Cadillac Cons, Limo Libs & Blaming the Poor for Being Poor

Today, right-wing columnist George Will provides us with a pristine example of how mainstream this line of thinking is within the media/political Establishment. Will, you may recall, is the pundit whose gloss-shiny skin and hair makes him look like he lives in a display case at Madame Tussaud's Wax Museum. His speaking inflections ooze the kind of elitism and arrogance that many thought went out with the Great Gatsby era. Here's what he had to say today:
"The new paradigm is of behavior-driven poverty that results from individuals' nonmaterial deficits. It results from a scarcity of certain habits and mores -- punctuality, hygiene, industriousness, deferral of gratification, etc. -- that are not developed in disorganized homes."
This kind of fact-free statement by an upper-crust Washington pundit is rarely delivered in so blunt a manner. So Will should get some credit for just coming out and acknowledging his class warrior tendencies. Politicians usually package this sentiment like Vice President Dick Cheney did a few days ago, when he said the Americans were creating their own economic problems because they simply are deciding not to save enough. Right-wing ideologues, meanwhile, usually couch the "poverty occurs because of choices/behavior" idea in seemingly academic terms, which are nonetheless just as disgusting. For proof of that, just check out the Heritage Foundation's "study" claiming that people in poverty in America aren't poor.
What this logic expects us to forget, of course, is that most often economic status is determined by forces out of the ordinary person's control. Wages in America are stagnating, pensions are being slashed, big companies are laying off thousands of workers, and health care premiums are skyrocketing. All of these phenomena are directly related to driving people into poverty. Yet, Will and his ideological bretheren sipping chardonnay at their Georgetown cocktail parties expect us to believe those phenomena have something to do with citizens' behavior and choices - and they don't want us to ever consider that they have a lot to do with the public policy choices of the politicians that Will's class warriors bought and paid for with their cash and with their well-funded propaganda.

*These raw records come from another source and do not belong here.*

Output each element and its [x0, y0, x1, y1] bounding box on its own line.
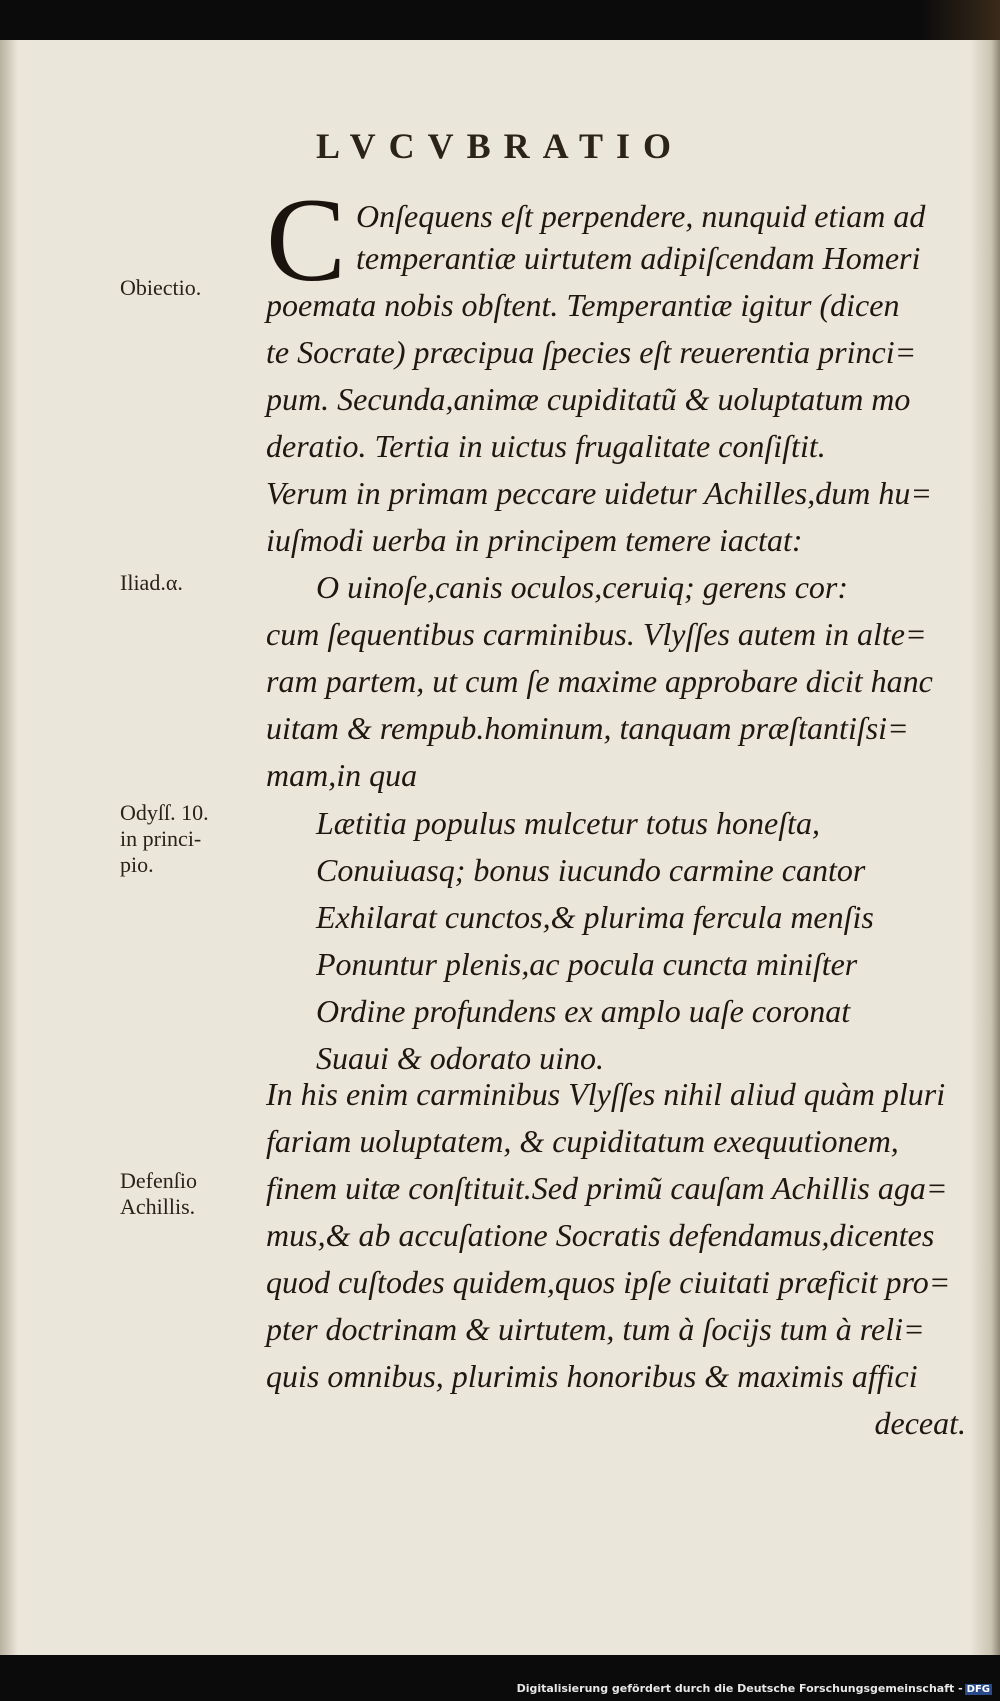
text-line: pter doctrinam & uirtutem, tum à ſocijs tum à reli=: [266, 1311, 925, 1347]
text-line: mam,in qua: [266, 757, 418, 793]
verse-line: Ponuntur plenis,ac pocula cuncta miniſter: [316, 946, 858, 982]
text-line: cum ſequentibus carminibus. Vlyſſes autem in alte=: [266, 616, 927, 652]
text-line: iuſmodi uerba in principem temere iactat:: [266, 522, 803, 558]
text-line: pum. Secunda,animæ cupiditatũ & uoluptatum mo: [266, 381, 911, 417]
verse-line: Lætitia populus mulcetur totus honeſta,: [316, 805, 821, 841]
drop-initial: C: [266, 173, 347, 306]
text-line: In his enim carminibus Vlyſſes nihil aliud quàm pluri: [266, 1076, 946, 1112]
text-line: O uinoſe,canis oculos,ceruiq; gerens cor:: [316, 569, 849, 605]
verse-line: Ordine profundens ex amplo uaſe coronat: [316, 993, 851, 1029]
text-line: fariam uoluptatem, & cupiditatum exequutionem,: [266, 1123, 899, 1159]
running-head: LVCVBRATIO: [315, 126, 685, 166]
verse-line: Suaui & odorato uino.: [316, 1040, 605, 1076]
digitization-credit-text: Digitalisierung gefördert durch die Deutsche Forschungsgemeinschaft -: [516, 1682, 963, 1695]
text-line: ram partem, ut cum ſe maxime approbare dicit hanc: [266, 663, 933, 699]
text-line: deratio. Tertia in uictus frugalitate conſiſtit.: [266, 428, 826, 464]
page-edge-shadow: [970, 40, 1000, 1655]
text-line: poemata nobis obſtent. Temperantiæ igitur (dicen: [266, 287, 900, 323]
text-line: temperantiæ uirtutem adipiſcendam Homeri: [356, 240, 921, 276]
page-top-edge: [920, 0, 1000, 40]
digitization-credit: [517, 1682, 992, 1695]
text-line: mus,& ab accuſatione Socratis defendamus,dicentes: [266, 1217, 935, 1253]
margin-note-defensio: Defenſio Achillis.: [120, 1168, 197, 1219]
verse-line: Conuiuasq; bonus iucundo carmine cantor: [316, 852, 866, 888]
margin-note-odyssey: Odyſſ. 10. in princi- pio.: [120, 800, 209, 877]
text-line: quod cuſtodes quidem,quos ipſe ciuitati præficit pro=: [266, 1264, 951, 1300]
margin-note-iliad: Iliad.α.: [120, 570, 183, 595]
text-line: quis omnibus, plurimis honoribus & maximis affici: [266, 1358, 918, 1394]
text-line: finem uitæ conſtituit.Sed primũ cauſam Achillis aga=: [266, 1170, 948, 1206]
text-line: Onſequens eſt perpendere, nunquid etiam ad: [356, 198, 926, 234]
page-gutter-shadow: [0, 40, 18, 1655]
text-line: Verum in primam peccare uidetur Achilles,dum hu=: [266, 475, 932, 511]
margin-note-obiectio: Obiectio.: [120, 275, 202, 300]
text-line: uitam & rempub.hominum, tanquam præſtantiſsi=: [266, 710, 909, 746]
text-line-catchword: deceat.: [874, 1405, 966, 1441]
verse-line: Exhilarat cunctos,& plurima fercula menſis: [316, 899, 874, 935]
dfg-logo: DFG: [966, 1684, 990, 1695]
text-line: te Socrate) præcipua ſpecies eſt reuerentia princi=: [266, 334, 917, 370]
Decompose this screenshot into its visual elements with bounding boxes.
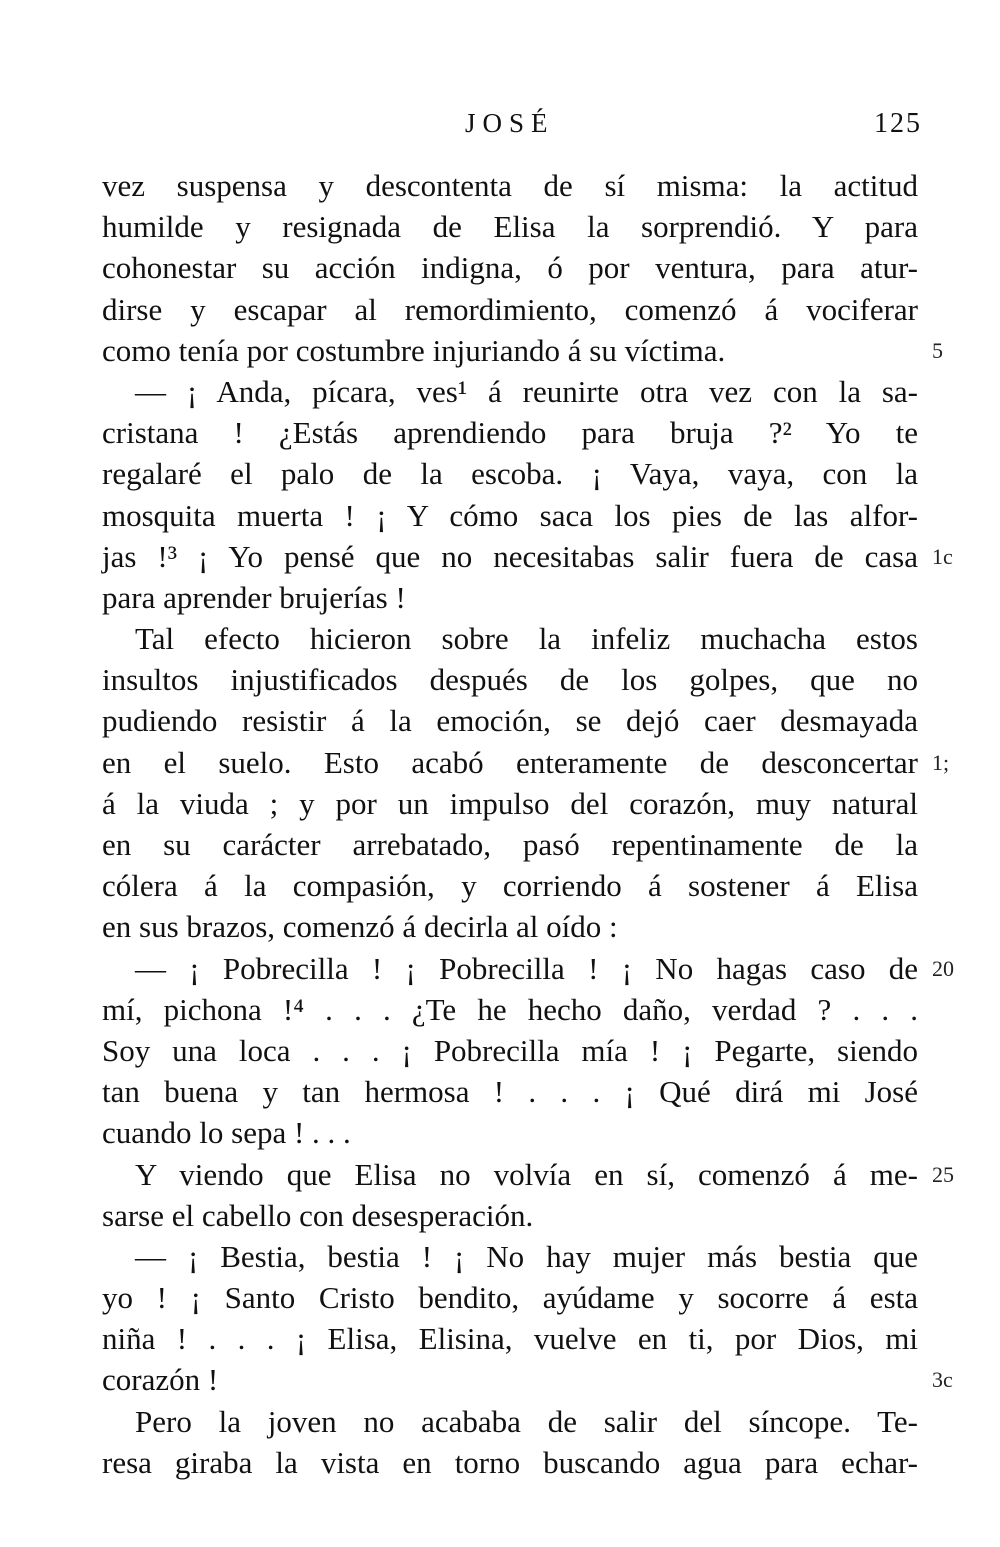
text-line xyxy=(102,1359,953,1400)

Make no mistake about it - this kind of elitism isn't limited to Cadillac Conservatives like Will. As I have noted before, it is also highly prevalent in many Limosene Liberal circles, though it comes out in a different way. Many "center-left" spokespeople both within the Democratic Party and in the media repeat the claim that if people just obtained a better education, they would do better economically. These folks, happily insulated in their gated communities, see themselves as educated, look at themselves as having done well, and have concluded that if only more workers just had the tenacity to get as educated as them, those workers would do better. These are, of course, the same people who have supported the free trade policies that have undermined Americans' core economic security - the trade policies that has often eliminated the power of education in raising people's economic situations because the jobs that would have been available have been shipped off to cheap overseas labor markets.
There is a silver lining in all of this. The more the elitist economic policies crush ordinary Americans and economically polarize the country to Gilded Age proportions, the more people are going to realize that the elitists who spew this nonsense are attacking not just some poor "other" - but attacking the average citizen. Put another way, there is going to be a serious backlash. And the political movement that represents that backlash is going to be the one that finally starts rejuvenating our country.